L’amministrazione Trump non ha ancora rivelato alcun dettaglio di una proposta, ma alcuni sono trapelati ai media statunitensi da fonti anonime che, secondo quanto riferito, hanno familiarità con i piani.

Reuters ha riferito che il quadro procederà in tre fasi, iniziando con la fine formale della guerra, una riduzione dell’escalation nello stretto di Hormuz e un periodo di negoziazione di 30 giorni volto a garantire un accordo più duraturo.

L’accordo sarebbe inoltre sostenuto da un’estensione di 60 giorni dell’attuale cessate il fuoco, durante i quali all’Iran sarebbe consentito vendere petrolio senza restrizioni. Axios ha riferito citando un funzionario statunitense.

Secondo il New York Voltel’accordo include un “apparente impegno” da parte dell’Iran a cedere il suo uranio altamente arricchito. Tuttavia, domenica, una “fonte iraniana senior” anonima detto Reuters Teheran non aveva preso tale impegno.

“La questione nucleare sarà affrontata nei negoziati per un accordo finale e quindi non fa parte dell’accordo attuale”, ha detto la fonte.

La risposta dell’Iran

Nei commenti pubblici, i funzionari iraniani sono stati cauti nelle loro valutazioni dell’accordo pubblicizzato da Trump.

Vice Ministro degli Esteri per gli Affari Legali e Internazionali Kazem Gharibabadi detto domenica L’Iran “cercava la pace con forza, perseguendo la diplomazia con dignità e difendendo fermamente l’integrità territoriale, l’indipendenza e i diritti del nostro amato Iran”.

E il portavoce del ministero degli Esteri iraniano ha affermato che qualsiasi allineamento percepito tra le due parti non dovrebbe essere interpretato come un’indicazione che un accordo possa essere raggiunto sulle questioni fondamentali.
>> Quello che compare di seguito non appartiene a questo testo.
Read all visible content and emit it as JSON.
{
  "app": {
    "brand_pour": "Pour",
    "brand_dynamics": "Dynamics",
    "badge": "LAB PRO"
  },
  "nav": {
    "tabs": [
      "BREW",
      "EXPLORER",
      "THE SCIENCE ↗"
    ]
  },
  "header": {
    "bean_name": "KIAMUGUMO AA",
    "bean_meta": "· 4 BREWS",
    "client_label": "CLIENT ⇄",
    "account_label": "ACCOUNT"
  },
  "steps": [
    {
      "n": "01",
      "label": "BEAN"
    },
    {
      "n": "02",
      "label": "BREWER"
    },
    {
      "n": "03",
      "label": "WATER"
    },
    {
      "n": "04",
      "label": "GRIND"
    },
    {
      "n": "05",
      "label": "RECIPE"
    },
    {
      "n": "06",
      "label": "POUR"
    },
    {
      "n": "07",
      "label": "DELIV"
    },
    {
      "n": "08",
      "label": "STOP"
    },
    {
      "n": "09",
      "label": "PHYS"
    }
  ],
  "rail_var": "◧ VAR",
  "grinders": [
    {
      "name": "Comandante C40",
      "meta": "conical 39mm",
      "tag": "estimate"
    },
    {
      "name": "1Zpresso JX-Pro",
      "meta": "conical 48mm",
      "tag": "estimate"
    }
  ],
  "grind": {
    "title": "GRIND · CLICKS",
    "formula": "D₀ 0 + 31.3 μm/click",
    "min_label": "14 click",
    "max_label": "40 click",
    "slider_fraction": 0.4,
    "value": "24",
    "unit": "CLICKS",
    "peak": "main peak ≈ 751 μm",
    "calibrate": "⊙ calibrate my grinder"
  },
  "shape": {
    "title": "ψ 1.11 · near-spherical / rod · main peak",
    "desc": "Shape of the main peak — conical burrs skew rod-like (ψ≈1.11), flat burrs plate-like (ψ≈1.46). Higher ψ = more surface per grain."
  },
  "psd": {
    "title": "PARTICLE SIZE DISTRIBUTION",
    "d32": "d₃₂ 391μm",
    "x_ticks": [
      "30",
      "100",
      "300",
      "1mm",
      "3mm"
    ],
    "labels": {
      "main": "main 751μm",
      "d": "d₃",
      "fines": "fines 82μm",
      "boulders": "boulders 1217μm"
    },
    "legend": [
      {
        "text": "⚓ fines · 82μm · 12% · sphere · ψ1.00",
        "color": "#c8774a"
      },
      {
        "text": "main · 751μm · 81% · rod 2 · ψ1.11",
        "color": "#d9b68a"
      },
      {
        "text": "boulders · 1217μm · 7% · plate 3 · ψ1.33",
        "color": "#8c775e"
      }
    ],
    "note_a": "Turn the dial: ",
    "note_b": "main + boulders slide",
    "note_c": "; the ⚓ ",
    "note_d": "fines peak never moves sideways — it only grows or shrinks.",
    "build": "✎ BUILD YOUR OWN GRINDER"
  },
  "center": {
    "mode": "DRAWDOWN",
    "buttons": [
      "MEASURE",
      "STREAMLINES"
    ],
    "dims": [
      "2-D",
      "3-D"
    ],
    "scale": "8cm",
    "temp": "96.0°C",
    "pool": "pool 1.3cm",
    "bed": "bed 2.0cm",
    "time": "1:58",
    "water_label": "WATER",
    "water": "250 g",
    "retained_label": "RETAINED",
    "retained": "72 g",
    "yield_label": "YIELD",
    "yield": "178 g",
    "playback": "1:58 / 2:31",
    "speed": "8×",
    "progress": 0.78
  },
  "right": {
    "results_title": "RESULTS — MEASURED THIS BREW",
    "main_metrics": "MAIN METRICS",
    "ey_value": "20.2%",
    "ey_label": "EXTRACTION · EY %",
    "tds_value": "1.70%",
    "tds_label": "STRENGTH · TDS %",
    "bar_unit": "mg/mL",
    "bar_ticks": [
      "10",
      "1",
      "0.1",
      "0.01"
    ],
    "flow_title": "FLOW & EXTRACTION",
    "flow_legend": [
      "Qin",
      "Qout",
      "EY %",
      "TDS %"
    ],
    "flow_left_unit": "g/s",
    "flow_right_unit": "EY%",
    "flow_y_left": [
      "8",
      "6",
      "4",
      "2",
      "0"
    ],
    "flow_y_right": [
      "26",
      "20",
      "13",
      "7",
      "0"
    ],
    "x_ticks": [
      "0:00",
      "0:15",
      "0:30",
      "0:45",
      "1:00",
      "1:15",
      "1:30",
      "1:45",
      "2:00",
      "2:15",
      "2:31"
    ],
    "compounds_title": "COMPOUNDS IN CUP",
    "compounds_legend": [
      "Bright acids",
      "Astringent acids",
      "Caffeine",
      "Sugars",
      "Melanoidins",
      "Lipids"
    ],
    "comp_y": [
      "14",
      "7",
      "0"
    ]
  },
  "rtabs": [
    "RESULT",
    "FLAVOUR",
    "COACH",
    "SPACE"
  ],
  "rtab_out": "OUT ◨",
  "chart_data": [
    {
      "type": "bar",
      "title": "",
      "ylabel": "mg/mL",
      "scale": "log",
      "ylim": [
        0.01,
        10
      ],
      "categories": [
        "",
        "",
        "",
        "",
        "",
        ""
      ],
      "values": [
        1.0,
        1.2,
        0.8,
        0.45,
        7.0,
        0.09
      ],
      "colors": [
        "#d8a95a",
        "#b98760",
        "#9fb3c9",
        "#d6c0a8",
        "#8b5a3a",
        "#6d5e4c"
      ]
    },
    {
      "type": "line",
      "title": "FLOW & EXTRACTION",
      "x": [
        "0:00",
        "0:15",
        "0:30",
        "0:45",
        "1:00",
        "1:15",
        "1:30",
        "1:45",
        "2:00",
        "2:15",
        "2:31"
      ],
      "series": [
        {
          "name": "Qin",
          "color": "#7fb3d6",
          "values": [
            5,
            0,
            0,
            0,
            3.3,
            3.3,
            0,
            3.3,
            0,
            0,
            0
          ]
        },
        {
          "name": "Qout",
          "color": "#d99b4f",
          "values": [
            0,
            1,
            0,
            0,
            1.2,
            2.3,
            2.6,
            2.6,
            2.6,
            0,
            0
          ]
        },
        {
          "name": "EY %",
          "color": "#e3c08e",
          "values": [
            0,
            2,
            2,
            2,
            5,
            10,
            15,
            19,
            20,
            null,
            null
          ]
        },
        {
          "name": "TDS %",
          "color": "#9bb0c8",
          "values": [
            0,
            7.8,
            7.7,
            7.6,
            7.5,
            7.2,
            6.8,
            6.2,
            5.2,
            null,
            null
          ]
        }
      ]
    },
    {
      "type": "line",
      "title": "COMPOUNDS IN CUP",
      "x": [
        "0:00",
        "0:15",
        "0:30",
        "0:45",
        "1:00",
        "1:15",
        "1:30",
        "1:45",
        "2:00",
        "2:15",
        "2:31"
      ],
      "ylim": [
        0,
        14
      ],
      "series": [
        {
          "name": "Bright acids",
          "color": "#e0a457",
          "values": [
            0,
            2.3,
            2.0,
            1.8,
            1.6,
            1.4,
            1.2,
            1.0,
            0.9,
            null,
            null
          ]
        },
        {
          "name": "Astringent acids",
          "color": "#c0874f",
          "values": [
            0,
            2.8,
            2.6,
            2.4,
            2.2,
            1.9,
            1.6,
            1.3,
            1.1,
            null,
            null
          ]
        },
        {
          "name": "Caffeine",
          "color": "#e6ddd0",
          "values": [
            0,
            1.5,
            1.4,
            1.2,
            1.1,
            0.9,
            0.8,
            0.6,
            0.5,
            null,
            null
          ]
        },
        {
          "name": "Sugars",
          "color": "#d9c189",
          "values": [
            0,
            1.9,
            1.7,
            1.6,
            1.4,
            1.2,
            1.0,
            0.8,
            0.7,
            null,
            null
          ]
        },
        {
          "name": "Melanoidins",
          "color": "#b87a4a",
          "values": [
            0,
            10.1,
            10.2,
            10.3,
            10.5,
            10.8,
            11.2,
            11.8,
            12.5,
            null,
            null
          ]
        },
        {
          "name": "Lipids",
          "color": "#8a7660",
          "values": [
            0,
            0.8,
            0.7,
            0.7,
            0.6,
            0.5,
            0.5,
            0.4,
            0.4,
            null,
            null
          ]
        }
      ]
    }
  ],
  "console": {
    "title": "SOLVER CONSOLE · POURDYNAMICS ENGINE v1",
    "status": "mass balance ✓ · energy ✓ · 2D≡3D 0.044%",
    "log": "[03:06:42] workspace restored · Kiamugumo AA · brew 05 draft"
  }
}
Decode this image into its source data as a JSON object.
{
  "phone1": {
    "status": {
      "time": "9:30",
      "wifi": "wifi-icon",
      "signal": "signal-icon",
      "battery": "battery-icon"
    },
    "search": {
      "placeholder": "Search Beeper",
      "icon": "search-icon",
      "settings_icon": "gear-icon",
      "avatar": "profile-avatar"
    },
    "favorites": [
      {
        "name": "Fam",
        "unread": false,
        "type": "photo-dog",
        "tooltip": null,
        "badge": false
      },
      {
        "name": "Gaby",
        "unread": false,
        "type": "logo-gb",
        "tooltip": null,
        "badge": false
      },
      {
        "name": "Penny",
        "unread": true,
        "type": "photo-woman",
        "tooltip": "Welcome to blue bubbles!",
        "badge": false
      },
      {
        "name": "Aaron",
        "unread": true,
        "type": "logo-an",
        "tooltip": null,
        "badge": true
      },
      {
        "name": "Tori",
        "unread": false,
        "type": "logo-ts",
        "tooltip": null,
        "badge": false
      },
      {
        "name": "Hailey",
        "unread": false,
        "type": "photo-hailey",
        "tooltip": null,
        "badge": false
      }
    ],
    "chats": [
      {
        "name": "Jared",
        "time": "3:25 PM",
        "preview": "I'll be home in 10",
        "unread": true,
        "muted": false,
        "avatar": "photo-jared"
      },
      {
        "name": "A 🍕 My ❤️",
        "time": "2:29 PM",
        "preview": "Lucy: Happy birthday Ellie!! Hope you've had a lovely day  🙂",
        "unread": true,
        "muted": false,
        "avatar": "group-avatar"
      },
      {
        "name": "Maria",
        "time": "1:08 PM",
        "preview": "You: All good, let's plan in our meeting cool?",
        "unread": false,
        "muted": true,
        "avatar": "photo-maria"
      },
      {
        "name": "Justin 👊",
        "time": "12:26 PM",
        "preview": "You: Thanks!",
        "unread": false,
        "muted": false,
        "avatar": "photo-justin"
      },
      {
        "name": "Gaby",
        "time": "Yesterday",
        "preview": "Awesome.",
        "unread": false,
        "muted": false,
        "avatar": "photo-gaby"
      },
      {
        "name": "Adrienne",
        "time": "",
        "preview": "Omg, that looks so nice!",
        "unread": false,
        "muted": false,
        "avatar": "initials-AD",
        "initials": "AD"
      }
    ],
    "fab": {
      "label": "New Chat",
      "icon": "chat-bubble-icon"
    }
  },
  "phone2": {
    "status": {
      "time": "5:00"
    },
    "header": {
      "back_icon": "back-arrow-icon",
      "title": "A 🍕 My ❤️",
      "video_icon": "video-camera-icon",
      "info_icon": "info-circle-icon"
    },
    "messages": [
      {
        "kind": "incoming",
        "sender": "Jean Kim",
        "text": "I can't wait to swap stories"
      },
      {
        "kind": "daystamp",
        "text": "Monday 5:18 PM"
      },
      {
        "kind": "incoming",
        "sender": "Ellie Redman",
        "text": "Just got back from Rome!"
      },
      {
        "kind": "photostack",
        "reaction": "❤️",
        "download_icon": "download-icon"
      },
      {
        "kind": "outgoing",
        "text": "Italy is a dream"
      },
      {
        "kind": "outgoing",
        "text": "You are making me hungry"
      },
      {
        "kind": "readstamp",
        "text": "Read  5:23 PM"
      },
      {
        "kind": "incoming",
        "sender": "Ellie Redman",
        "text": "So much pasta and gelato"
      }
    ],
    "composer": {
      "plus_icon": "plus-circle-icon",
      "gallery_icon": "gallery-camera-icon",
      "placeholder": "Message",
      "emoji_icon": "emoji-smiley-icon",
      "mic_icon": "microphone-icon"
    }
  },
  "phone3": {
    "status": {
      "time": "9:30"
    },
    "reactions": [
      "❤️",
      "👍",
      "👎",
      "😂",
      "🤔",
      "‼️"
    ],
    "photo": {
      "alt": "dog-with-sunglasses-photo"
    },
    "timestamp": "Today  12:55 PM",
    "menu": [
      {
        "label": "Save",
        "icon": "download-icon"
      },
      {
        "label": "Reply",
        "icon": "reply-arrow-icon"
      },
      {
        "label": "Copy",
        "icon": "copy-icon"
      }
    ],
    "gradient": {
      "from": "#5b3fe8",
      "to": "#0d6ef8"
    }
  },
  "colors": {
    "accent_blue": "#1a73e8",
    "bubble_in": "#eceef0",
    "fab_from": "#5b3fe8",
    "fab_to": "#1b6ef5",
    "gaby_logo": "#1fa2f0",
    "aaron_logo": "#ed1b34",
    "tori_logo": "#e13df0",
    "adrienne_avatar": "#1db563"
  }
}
“La tendenza questa settimana è stata verso una riduzione delle controversie, ma ci sono ancora questioni che devono essere discusse tramite mediatori. Dovremo aspettare e vedere come andrà a finire la situazione nei prossimi tre o quattro giorni”, ha affermato Esmail Baghaei, come citato da Reuters.

Baghai disse la bozza del quadro comprende 14 clausole relative ai “punti essenziali per porre fine alla guerra imposta” nonché a “questioni fondamentali” per Teheran.

“Entro un periodo ragionevole di 30-60 giorni verranno discussi i dettagli di questi punti e alla fine verrà concluso un accordo definitivo”, ha detto sabato ai media.

Iran further tightened its grip over Hormuz Strait traffic this week, and its media so far reject Trump's assertion that the international waterway will be re-opened.